Real estate developers are constantly renaming neighborhoods to attract buyers and tenants. If “South Central” gets a bad reputation then start calling it “South LA.” If Bethesda starts becoming trendy, then adjacent Rockville and Chevy Chase start getting called North and South Bethesda.
That works for neighborhoods inside cities - New York has SOHO and NOHO and Tribeca and Nolita and a new tiny splinter from those in real estate terms every day - but not really for generic identifiers. All those NYC neighborhoods are in downtown, because they’re all near the southern tip of Manhattan. Times Square will always be in midtown. Uptown is north of 57th street, where the rich gather on either side of Central Park in Sutton Place and Lennox Hill.
Midtown and downtown etc. maybe have stable definitions in some places like New York but there’s no reason for that to be necessary everywhere.
I grew up in a place where most surrounding towns had downtowns except one that had an uptown. Those names weren’t applied because of any fixed notion of what Downton meant as opposed to uptown.
Yes, usage is local. Nor does every place have more than one designation. But whatever they have and whatever they call it the usage tends to be far more stable over time than names of neighborhoods.
In NYC, “uptown” and “downtown” are not merely locations, but also direction. To go from 110th Street to 59th Street, you go “downtown,” meaning south.
Wouldn’t you be going down to midtown? (not a New Yorker, if that isn’t obvious) If I got on the subway at 110th and told my friend I was going downtown, wouldn’t they be expecting me to go south past 14th or something like that?
eta: google maps equates downtown with lower manhattan below 14th, and midtown between 14th and 59th.
Midtown is a place; it’s a district that happens to be named after the fact that it’s in central Manhattan. You can say you are going to Midtown, if you are in fact, going some place in Midtown, like Murray Hill, but you could be going to Chelsea, which is equally located in central Manhattan, but it’s in the district called Clinton, not in Midtown, so if you were going to Chelsea, which is above 14th St., you wouldn’t say you were going to Midtown.
Uptown and downtown are sort of places, but they also are directions. No one in NYC ever says “North” or “South,” (unlike Indiana, where if you don’t know the cardinal directions, you probably shouldn’t be allowed to cross the street by yourself). So, if you are in Morningside Heights, and are going Flatiron, you could still say you are “heading downtown,” or “catching a downtown bus.” If you are in the Village, and are going to Battery Park, you can say you are “going downtown,” although you would probably say “Farther downtown.” But you would definitely say, if someone asked, that you were “catching the downtown bus.”

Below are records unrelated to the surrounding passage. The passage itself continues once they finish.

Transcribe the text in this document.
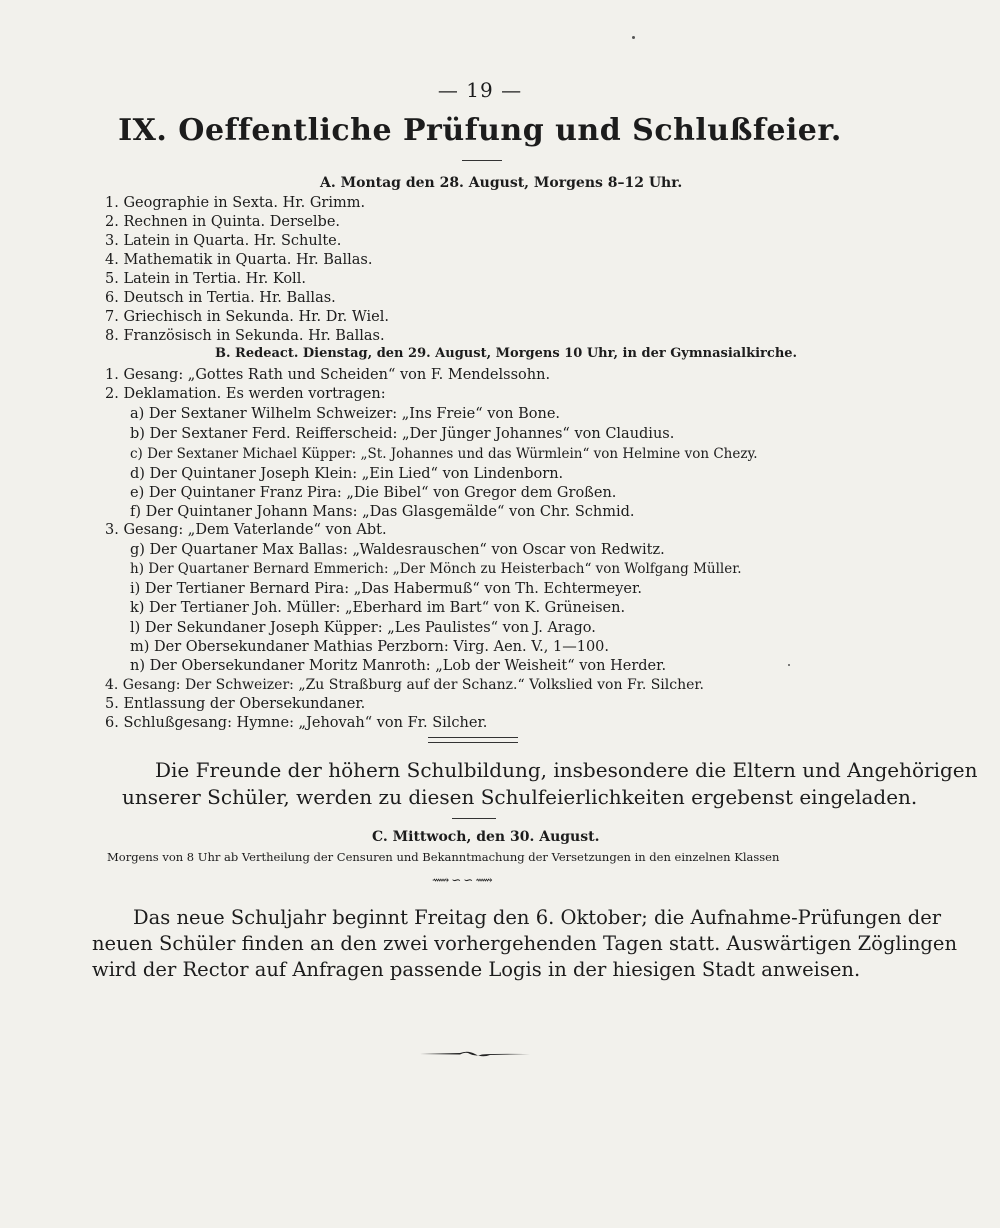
— 19 —
IX. Oeffentliche Prüfung und Schlußfeier.
A. Montag den 28. August, Morgens 8–12 Uhr.
1. Geographie in Sexta. Hr. Grimm.
2. Rechnen in Quinta. Derselbe.
3. Latein in Quarta. Hr. Schulte.
4. Mathematik in Quarta. Hr. Ballas.
5. Latein in Tertia. Hr. Koll.
6. Deutsch in Tertia. Hr. Ballas.
7. Griechisch in Sekunda. Hr. Dr. Wiel.
8. Französisch in Sekunda. Hr. Ballas.
B. Redeact. Dienstag, den 29. August, Morgens 10 Uhr, in der Gymnasialkirche.
1. Gesang: „Gottes Rath und Scheiden“ von F. Mendelssohn.
2. Deklamation. Es werden vortragen:
a) Der Sextaner Wilhelm Schweizer: „Ins Freie“ von Bone.
b) Der Sextaner Ferd. Reifferscheid: „Der Jünger Johannes“ von Claudius.
c) Der Sextaner Michael Küpper: „St. Johannes und das Würmlein“ von Helmine von Chezy.
d) Der Quintaner Joseph Klein: „Ein Lied“ von Lindenborn.
e) Der Quintaner Franz Pira: „Die Bibel“ von Gregor dem Großen.
f) Der Quintaner Johann Mans: „Das Glasgemälde“ von Chr. Schmid.
3. Gesang: „Dem Vaterlande“ von Abt.
g) Der Quartaner Max Ballas: „Waldesrauschen“ von Oscar von Redwitz.
h) Der Quartaner Bernard Emmerich: „Der Mönch zu Heisterbach“ von Wolfgang Müller.
i) Der Tertianer Bernard Pira: „Das Habermuß“ von Th. Echtermeyer.
k) Der Tertianer Joh. Müller: „Eberhard im Bart“ von K. Grüneisen.
l) Der Sekundaner Joseph Küpper: „Les Paulistes“ von J. Arago.
m) Der Obersekundaner Mathias Perzborn: Virg. Aen. V., 1—100.
n) Der Obersekundaner Moritz Manroth: „Lob der Weisheit“ von Herder.
4. Gesang: Der Schweizer: „Zu Straßburg auf der Schanz.“ Volkslied von Fr. Silcher.
5. Entlassung der Obersekundaner.
6. Schlußgesang: Hymne: „Jehovah“ von Fr. Silcher.
Die Freunde der höhern Schulbildung, insbesondere die Eltern und Angehörigen
unserer Schüler, werden zu diesen Schulfeierlichkeiten ergebenst eingeladen.
C. Mittwoch, den 30. August.
Morgens von 8 Uhr ab Vertheilung der Censuren und Bekanntmachung der Versetzungen in den einzelnen Klassen
⟿∽∽⟿
Das neue Schuljahr beginnt Freitag den 6. Oktober; die Aufnahme-Prüfungen der
neuen Schüler finden an den zwei vorhergehenden Tagen statt. Auswärtigen Zöglingen
wird der Rector auf Anfragen passende Logis in der hiesigen Stadt anweisen.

It gets confusing, because sometimes uptown and downtown are used as adjectives, and “Uptown” usually refers to something expensive, or a person used to expensive things, because on the whole, rents are higher the farther uptown you go. The doesn’t hold completely true, but it’s generally true. “Downtown” can refer to something seedy or cheap, but it can also refer to someone who is streetwise. Don’t ask about the fact that the Financial District is the farthest thing downtown of all.
I can’t say for sure about Little Rock, but chances are good that the term was introduced in some quasi-official way, perhaps in a conservation/redevelopment project plan or by a shopping district’s chamber of commerce. Perhaps because the neighborhood was transforming, the coinage filled a need in describing and distinguishing it, and thus gained local usage quickly. That’s what happens with neighborhood names. In very few places around the country are they bestowed in any official way.
The craziest thing about this uptown/midtown/downtown talk, with respect to NYC, is that when you look up the Wiki article on “Downtown”, it gives you right at the top a photo of (drumroll) Midtown Manhattan, which - according to the caption - is the largest residential and central business district in the United States. Nice blend of generic versus proper name usage of the same word.